Only on his lip, however,—and the next day, when he steals a half-hour for a stroll upon Broadway with that dashing girl, Miss Sophie Bowrigg, (she is really a stylish creature,) he has very little thought of the dreamy sentiments of the night before, which seemed for the time to keep his wilder vagaries in subjection, and to kindle aspirations toward a better life. It is doubtful, even, if he did not indulge in an artful compliment or two to the dashing Miss Sophie, the point of which lay in a cleverly covered contrast of herself with the humdrum manners of the fair ones of Ashfield. Yet, to tell truth, he is not wholly untouched by certain little rallying, coquettish speeches of Miss Sophie in respect to Adèle, who, in her open, girl-like way, has very likely told the full story of Reuben's city attentions.

Reuben had, indeed, been piqued by the French girl's reception of his patronage, and he had been fairly carried off his feet in view of her easy adaptation to the ways of the city, and of her graceful carriage under all the toilet equipments which had been lavished upon her, under the advice of Mrs. Brindlock. A raw boy comes only by long aptitude into the freedom of a worldly manner; but a girl—most of all a French girl, in whom the instincts of her race are strong—leaps to such conquest in a day. Of course he had intimated to Adèle no wonder at the change; but he had thrust a stray glove of hers into his pocket, counting it only a gallant theft; and there had been days when he had drawn out that little relic of her visit from its hidden receptacle, and smoothed it upon his table, and pressed it, very likely, to his lips, in the same way in which youth of nineteen or twenty are used to treat such feminine tokens of grace.

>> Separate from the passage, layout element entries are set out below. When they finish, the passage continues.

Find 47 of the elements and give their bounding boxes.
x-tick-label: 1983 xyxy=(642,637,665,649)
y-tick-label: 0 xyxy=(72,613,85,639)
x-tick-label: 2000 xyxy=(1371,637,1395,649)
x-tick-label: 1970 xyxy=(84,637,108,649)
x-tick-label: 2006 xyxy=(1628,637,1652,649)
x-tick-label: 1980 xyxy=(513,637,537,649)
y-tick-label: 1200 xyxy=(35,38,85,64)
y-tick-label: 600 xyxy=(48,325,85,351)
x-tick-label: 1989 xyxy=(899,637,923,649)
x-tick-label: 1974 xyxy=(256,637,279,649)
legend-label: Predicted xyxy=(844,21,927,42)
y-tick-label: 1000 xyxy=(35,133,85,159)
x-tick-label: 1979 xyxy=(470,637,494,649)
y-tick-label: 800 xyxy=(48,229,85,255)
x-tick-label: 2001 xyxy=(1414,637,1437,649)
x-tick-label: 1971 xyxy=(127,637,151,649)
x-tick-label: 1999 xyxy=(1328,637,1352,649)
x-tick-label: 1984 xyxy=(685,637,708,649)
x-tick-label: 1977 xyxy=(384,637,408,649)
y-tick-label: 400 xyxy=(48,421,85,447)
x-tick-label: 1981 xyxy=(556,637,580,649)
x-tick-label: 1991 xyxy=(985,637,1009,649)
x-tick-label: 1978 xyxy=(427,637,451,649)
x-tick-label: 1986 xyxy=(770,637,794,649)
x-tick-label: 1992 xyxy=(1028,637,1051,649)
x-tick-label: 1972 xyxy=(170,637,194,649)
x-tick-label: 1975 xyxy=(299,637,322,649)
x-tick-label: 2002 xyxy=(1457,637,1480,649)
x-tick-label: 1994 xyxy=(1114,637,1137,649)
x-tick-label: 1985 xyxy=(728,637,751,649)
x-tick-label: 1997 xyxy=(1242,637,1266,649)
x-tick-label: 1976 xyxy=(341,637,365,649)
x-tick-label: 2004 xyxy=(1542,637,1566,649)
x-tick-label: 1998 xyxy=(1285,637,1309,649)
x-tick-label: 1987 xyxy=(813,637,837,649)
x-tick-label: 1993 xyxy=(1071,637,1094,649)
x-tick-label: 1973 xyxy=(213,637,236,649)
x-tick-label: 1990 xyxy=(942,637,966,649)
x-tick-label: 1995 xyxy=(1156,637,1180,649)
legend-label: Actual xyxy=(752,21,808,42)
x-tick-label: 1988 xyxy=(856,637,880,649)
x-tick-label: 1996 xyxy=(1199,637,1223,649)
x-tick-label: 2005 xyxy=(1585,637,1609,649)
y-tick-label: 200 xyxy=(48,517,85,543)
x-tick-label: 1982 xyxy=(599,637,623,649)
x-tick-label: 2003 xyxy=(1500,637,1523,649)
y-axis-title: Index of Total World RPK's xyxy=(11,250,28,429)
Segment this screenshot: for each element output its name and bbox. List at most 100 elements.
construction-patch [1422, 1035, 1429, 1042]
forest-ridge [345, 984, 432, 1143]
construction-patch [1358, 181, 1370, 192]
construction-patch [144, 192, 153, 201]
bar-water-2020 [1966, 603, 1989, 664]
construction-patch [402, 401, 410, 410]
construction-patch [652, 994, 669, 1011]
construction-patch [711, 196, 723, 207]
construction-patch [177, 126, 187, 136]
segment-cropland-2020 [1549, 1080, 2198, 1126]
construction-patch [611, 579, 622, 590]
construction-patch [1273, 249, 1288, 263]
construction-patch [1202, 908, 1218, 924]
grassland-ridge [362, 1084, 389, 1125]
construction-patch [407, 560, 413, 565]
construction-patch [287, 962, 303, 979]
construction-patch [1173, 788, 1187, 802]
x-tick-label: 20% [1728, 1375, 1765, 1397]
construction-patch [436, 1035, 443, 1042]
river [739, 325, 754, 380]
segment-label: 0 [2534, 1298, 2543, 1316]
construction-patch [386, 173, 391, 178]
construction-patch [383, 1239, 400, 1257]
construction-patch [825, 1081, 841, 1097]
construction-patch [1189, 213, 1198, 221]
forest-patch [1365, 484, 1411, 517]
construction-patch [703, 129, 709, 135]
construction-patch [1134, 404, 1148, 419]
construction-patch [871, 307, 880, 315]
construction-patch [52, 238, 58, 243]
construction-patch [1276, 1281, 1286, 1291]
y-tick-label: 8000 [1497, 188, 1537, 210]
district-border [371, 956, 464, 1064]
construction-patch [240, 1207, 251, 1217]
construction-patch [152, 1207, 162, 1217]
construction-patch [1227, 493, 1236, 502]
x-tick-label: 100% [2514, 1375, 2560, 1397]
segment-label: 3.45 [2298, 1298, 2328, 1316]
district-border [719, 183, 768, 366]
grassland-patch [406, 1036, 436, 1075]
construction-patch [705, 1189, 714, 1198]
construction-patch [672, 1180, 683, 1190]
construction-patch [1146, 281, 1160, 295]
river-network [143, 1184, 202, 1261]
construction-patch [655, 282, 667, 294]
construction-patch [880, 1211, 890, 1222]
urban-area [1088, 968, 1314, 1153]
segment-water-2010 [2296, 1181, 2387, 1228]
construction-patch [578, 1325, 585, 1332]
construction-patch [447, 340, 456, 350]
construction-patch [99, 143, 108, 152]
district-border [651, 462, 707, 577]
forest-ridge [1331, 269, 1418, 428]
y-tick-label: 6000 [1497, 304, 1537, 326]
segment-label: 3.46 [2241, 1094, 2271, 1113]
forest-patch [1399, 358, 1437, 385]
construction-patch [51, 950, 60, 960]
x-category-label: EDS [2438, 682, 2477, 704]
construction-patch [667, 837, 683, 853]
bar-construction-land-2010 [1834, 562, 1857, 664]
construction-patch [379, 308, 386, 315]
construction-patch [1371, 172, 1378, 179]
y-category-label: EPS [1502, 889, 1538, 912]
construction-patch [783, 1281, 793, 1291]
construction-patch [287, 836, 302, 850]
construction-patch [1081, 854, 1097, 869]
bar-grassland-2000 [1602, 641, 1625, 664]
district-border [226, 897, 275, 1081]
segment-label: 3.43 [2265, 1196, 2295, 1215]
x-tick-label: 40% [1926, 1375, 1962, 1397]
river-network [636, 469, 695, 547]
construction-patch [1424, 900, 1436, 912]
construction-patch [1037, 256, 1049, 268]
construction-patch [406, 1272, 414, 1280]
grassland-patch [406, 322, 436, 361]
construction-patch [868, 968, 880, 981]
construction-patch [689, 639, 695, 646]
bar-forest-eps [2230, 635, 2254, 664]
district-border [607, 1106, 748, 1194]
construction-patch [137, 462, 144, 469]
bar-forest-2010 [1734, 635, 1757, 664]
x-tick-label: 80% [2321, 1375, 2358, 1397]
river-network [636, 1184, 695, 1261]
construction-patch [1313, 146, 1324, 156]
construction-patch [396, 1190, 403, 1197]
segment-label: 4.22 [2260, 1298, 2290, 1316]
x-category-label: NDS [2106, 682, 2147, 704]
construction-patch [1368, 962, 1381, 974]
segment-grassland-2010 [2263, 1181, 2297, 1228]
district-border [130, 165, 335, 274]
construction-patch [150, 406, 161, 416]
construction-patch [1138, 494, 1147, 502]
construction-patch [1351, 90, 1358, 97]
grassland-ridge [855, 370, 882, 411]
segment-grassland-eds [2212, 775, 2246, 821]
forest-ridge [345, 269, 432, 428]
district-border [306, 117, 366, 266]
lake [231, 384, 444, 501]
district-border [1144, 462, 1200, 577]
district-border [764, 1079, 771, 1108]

It was a dainty glove, to be sure. It conjured up her presence in its most alluring aspect. The rustle of her silk, the glow of her cheek, the coyness of her touch, whenever she had dropped that delicate hand on his, came with the sight of it. He ventures, in a moment of gallant exuberance, to purchase a half-dozen of the same number, of very charming tints, (to his eye,) and sends them as a gift to Adèle, saying,—

"I found your stray glove we had a search for in the carriage, but did not tell of it. I hope these will fit."